Big Star’s Third (1978) is a brilliant mess of a record, with shambling broken songs portraying a man at the brink of a nervous breakdown. The two main modes are spiteful and depressed. And then there’s “Jesus Christ”, an oddly straightforward hymn, albeit sung with the hint of a grin. Is it sarcastic or sincere? Probably a bit of both.

 

5. Jan Terri – Rock N Roll Santa

Jan Terri became famous for the “worst music video ever”  (her 1993 song “Losing You”) on YouTube. Yes her videos are awful and Terri sings like she stumbled onto the set and decided to give it a go, but her tunes are actually catchy. Case in point: Rock N Roll Santa.
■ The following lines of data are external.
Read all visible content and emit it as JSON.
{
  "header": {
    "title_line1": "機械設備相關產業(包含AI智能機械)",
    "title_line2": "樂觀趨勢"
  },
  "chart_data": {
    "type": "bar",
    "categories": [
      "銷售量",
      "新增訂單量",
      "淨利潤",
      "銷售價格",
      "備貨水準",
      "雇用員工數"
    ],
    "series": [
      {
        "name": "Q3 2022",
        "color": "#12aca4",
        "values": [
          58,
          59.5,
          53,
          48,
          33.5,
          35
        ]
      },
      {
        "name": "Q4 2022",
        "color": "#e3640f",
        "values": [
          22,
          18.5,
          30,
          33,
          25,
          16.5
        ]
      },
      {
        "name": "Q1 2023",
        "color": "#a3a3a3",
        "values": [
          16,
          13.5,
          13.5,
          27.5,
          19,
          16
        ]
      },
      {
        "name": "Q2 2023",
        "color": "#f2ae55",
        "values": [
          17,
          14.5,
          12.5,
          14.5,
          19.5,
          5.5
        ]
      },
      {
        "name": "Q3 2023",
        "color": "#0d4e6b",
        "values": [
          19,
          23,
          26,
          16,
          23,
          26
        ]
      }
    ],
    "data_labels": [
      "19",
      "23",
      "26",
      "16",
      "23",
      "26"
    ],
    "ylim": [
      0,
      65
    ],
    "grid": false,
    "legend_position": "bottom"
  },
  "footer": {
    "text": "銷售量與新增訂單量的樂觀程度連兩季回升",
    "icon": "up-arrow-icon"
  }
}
I thought I’d spare you Excuse My Christmas.

 

6. Okkervil River – Listening to Otis Redding at Home During Christmas

On their 2002 debut, Okkervil River bring out the sad on this song about going home for Christmas, listening to Otis Redding’s I’ve Got Dreams To Remember and pining for young love lost.

 

7. The Qualities – It’s Christmas Time

Cosmic jazz crusader Sun Ra wrote this ditty for the male vocal group the Qualities. They recorded it at home and released it on 1960, along with a b-side called Happy New Year To You. Sun Ra. Christmas. Woodblocks. It’s great.

 

8. Low – Just Like Christmas

Indie rock/slowcore/dream pop heroes Low released a great Christmas EP in 1999, simply titled Christmas. Half standards, half originals, the record kicks off with Just Like Christmas. Like most every other Low song, it’s sad and it’s beautiful.

 

9. The Beach Boys – Little Saint Nick

The Beach Boys released this Christmas single in 1963 and followed it up with a full Christmas album. In this song they adapt their usual hot-rod songs to Santa’s sleigh. Of course Mike Love later had to ruin things and was awarded co-writing credit after a 1992 lawsuit.

 

10. Can – Silent Night

The legendary German band krautrockized the old German standard in 1976. It seems even avant-guardists give in to Christmas cheese. Can gave Stille Nacht a motorik beat and music box synths and called it their own.

 

11. Sufjan Stevens – Christmas Unicorn

Sufjan had to make this list, with 10 volumes of Christmas songs released between 2001 and 2011. Christmas Unicorn closes the collection on a high note, a 12+ minute song about these “horses with a fantasy twist” that borrows lyrics from Joy Division and ends in a electronic rave-up that is as ridiculous as it is affecting. It’s alright, I love you Sufjan.

 

12. Beat Happening – Christmas

A bonus track later added to their 1984 debut, primitivist indie pop band Beat Happening break down Christmas (and life) to disappointment, heartache and pain. Oh, and despair. Happy Christmas.